Stage 2 — national_payer_coverage override: Some national labs (Quest, LabCorp) have thin core_rates coverage in certain states. A national_payer_coverage override table re-admits these labs for states where they are known to operate, even if core_rates has no rates.
Stage 3 — Quest/LabCorp dedup by state: Quest and LabCorp have many NPIs per state. The lab CTE deduplicates to one row per (lab_entity, state), aggregating NPIs into the array. This prevents the provider spine from having hundreds of Quest rows that would fan out the ROS unnecessarily.
The result is one provider_id per (lab entity × state), with all NPIs for that entity in that state collected into the npi array.

carrier_locality

Physician Group rows carry a carrier_locality column — a two-part string (carrier_number + locality_code, e.g., '01112') used in MPFS pricing. When Clear Rates computes the Medicare benchmark for a PG ROID, it looks up the MPFS fee schedule using the carrier_locality from the provider spine row for that provider_id.
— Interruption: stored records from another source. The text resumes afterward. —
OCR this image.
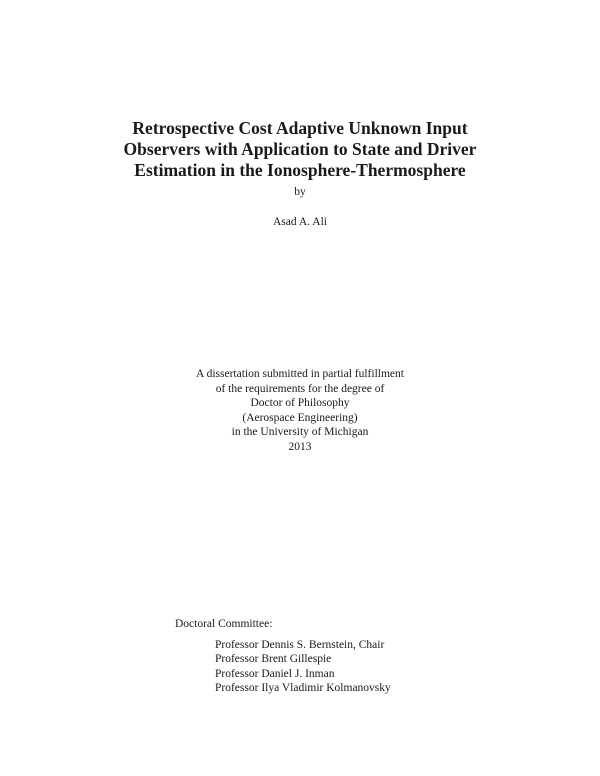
Retrospective Cost Adaptive Unknown Input
Observers with Application to State and Driver
Estimation in the Ionosphere-Thermosphere
by
Asad A. Ali
A dissertation submitted in partial fulfillment
of the requirements for the degree of
Doctor of Philosophy
(Aerospace Engineering)
in the University of Michigan
2013
Doctoral Committee:
Professor Dennis S. Bernstein, Chair
Professor Brent Gillespie
Professor Daniel J. Inman
Professor Ilya Vladimir Kolmanovsky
PGs without a carrier_locality fall back to a national average MPFS rate.

Provider Types

TypeSource TableSpecial HandlingScale
Hospitaltq_production.spines.hospitalsNone~6,000
ASCtq_production.spines.ascsExcluded when lookback_run=True~5,500
PhysicianGrouptq_production.spines.physician_groupscarrier_locality for MPFS; excluded when lookback_run=True~35,000
Labtq_production.spines.labscore_rates filter + national override + Quest/LabCorp dedup; excluded when lookback_run=True~500
Imagingtq_production.spines.imagingExcluded when lookback_run=True~3,000
Dialysistq_production.spines.dialysisExcluded when lookback_run=True~7,000
DMEtq_production.spines.dmeExcluded when lookback_run=True~2,000
UrgentCaretq_production.spines.urgent_careExcluded when lookback_run=True~10,000
npi is an ARRAY, not a scalar

The npi column is ARRAY[VARCHAR], not a scalar. When joining from core_rates (which stores provider_npi as bigint):

WHERE cr.provider_npi = ANY(CAST(ps.npi AS ARRAY(BIGINT)))

A scalar equality join will fail or return no rows.

Default provider_types includes all 8 types

The default provider_types DAG param lists all 8 provider types. When lookback_run=True, only Hospital is included — the Jinja2 conditional block omits all other provider type CTEs and UNION ALL branches entirely.